A fuerza de cocinar, beber y amar el director taiwanés estaba reflexionando sobre la naturaleza y la esencia del ser humano, sobre lo inmutable y lo accesorio, sin dramas, con ironía y humor. Y si el cambio es inevitable y necesario en su sociedad también lo debe ser en la nuestra. Lee debió haber concluido también que para el ser humano es tan importante el cambio como el rito porque somos, sobre todo, seres simbólicos. Y si no recordemos las pinturas rupestres. O la servilleta.
De ahí que la nueva película de nuestro tiempo, la que supere el formato ya gastado de los documentales del Netflix, la que trate las cosas del 'comer, beber, amar' con más profundidad que una lista de ingredientes y de pasos de elaboración de un plato, la que deje de mirar a un cocinero solamente como un personaje del nuevo 'show business', quizás tendrá que ser más simbólica, con su servilleta o su plato hondo imperial de porcelana blanca como disculpa, más verbal que visual para explicar quiénes queremos ser sin olvidar quiénes fuimos, para llamar la atención sobre qué herencia debemos salvaguardar.

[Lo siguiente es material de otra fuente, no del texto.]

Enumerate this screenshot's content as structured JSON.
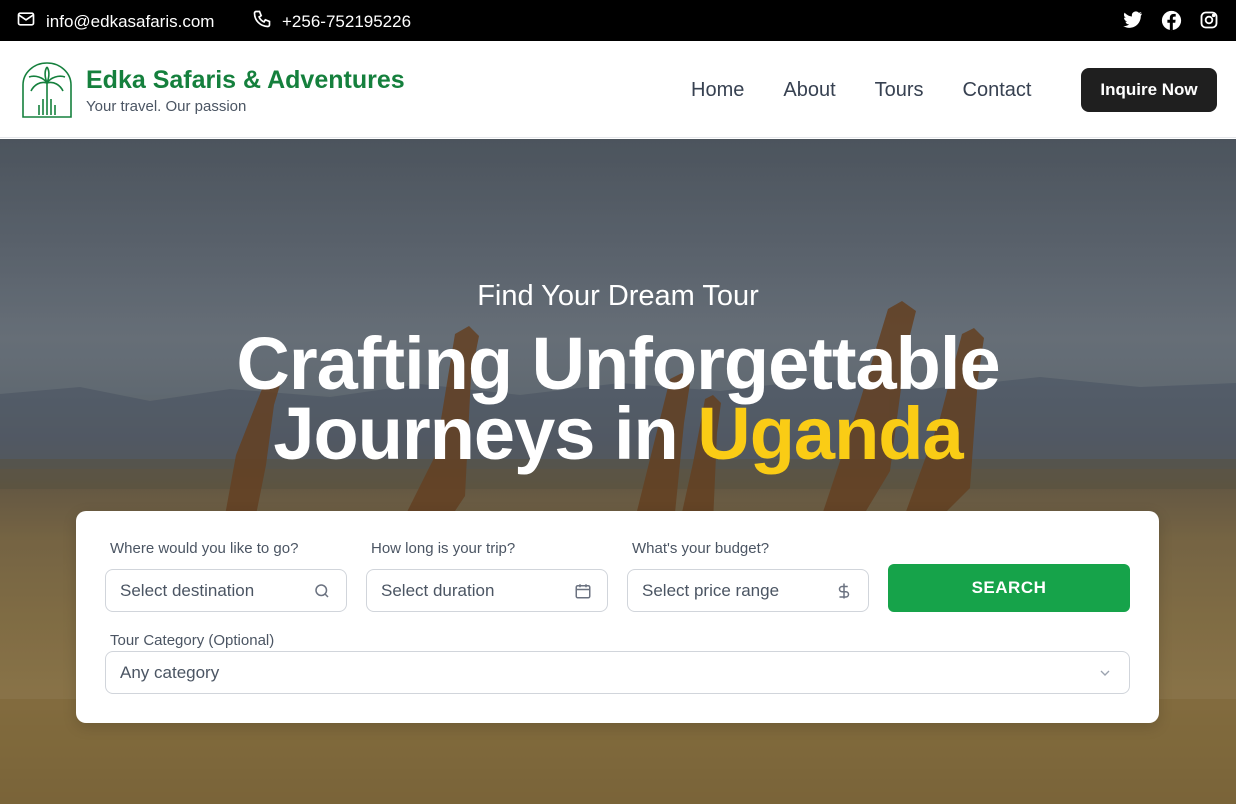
{
  "topbar": {
    "email": "info@edkasafaris.com",
    "phone": "+256-752195226",
    "social": [
      "twitter-icon",
      "facebook-icon",
      "instagram-icon"
    ]
  },
  "header": {
    "brand_name": "Edka Safaris & Adventures",
    "tagline": "Your travel. Our passion",
    "nav": [
      "Home",
      "About",
      "Tours",
      "Contact"
    ],
    "cta": "Inquire Now"
  },
  "hero": {
    "subtitle": "Find Your Dream Tour",
    "title_line1": "Crafting Unforgettable",
    "title_line2_prefix": "Journeys in ",
    "title_line2_accent": "Uganda"
  },
  "search": {
    "destination_label": "Where would you like to go?",
    "destination_placeholder": "Select destination",
    "duration_label": "How long is your trip?",
    "duration_placeholder": "Select duration",
    "budget_label": "What's your budget?",
    "budget_placeholder": "Select price range",
    "search_button": "SEARCH",
    "category_label": "Tour Category (Optional)",
    "category_value": "Any category"
  },
  "colors": {
    "brand_green": "#15803d",
    "accent_yellow": "#facc15",
    "search_green": "#16a34a",
    "topbar": "#000000"
  }
}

La cámara se aleja y deja ver otras mesas también vacías y en la penumbra de la madrugada. Charlize y Sean hace rato que llegaron al hotel y el guionista no da ninguna pista sobre cómo terminó la velada, si en la misma suite o en dos contiguas. Un tiempo después Charlize conocerá a Albert Adrià. El próximo genio de los fogones está rendido. Trabaja quince horas y duerme como si fuera un aspirante a marine en una habitación compartida con tanto olor a sudor como ilusiones. Cambiará de camastro, de país y de olores varias veces en los próximos años hasta que sienta que ha llegado el turno de comerse el mundo. Todo es un sueño, como una servilleta de 80x80.
PD. Seguimos al pie del cañón todo el verano. La próxima semana salitre mediterráneo. Disfruten. Coman, beban, amen. Amén.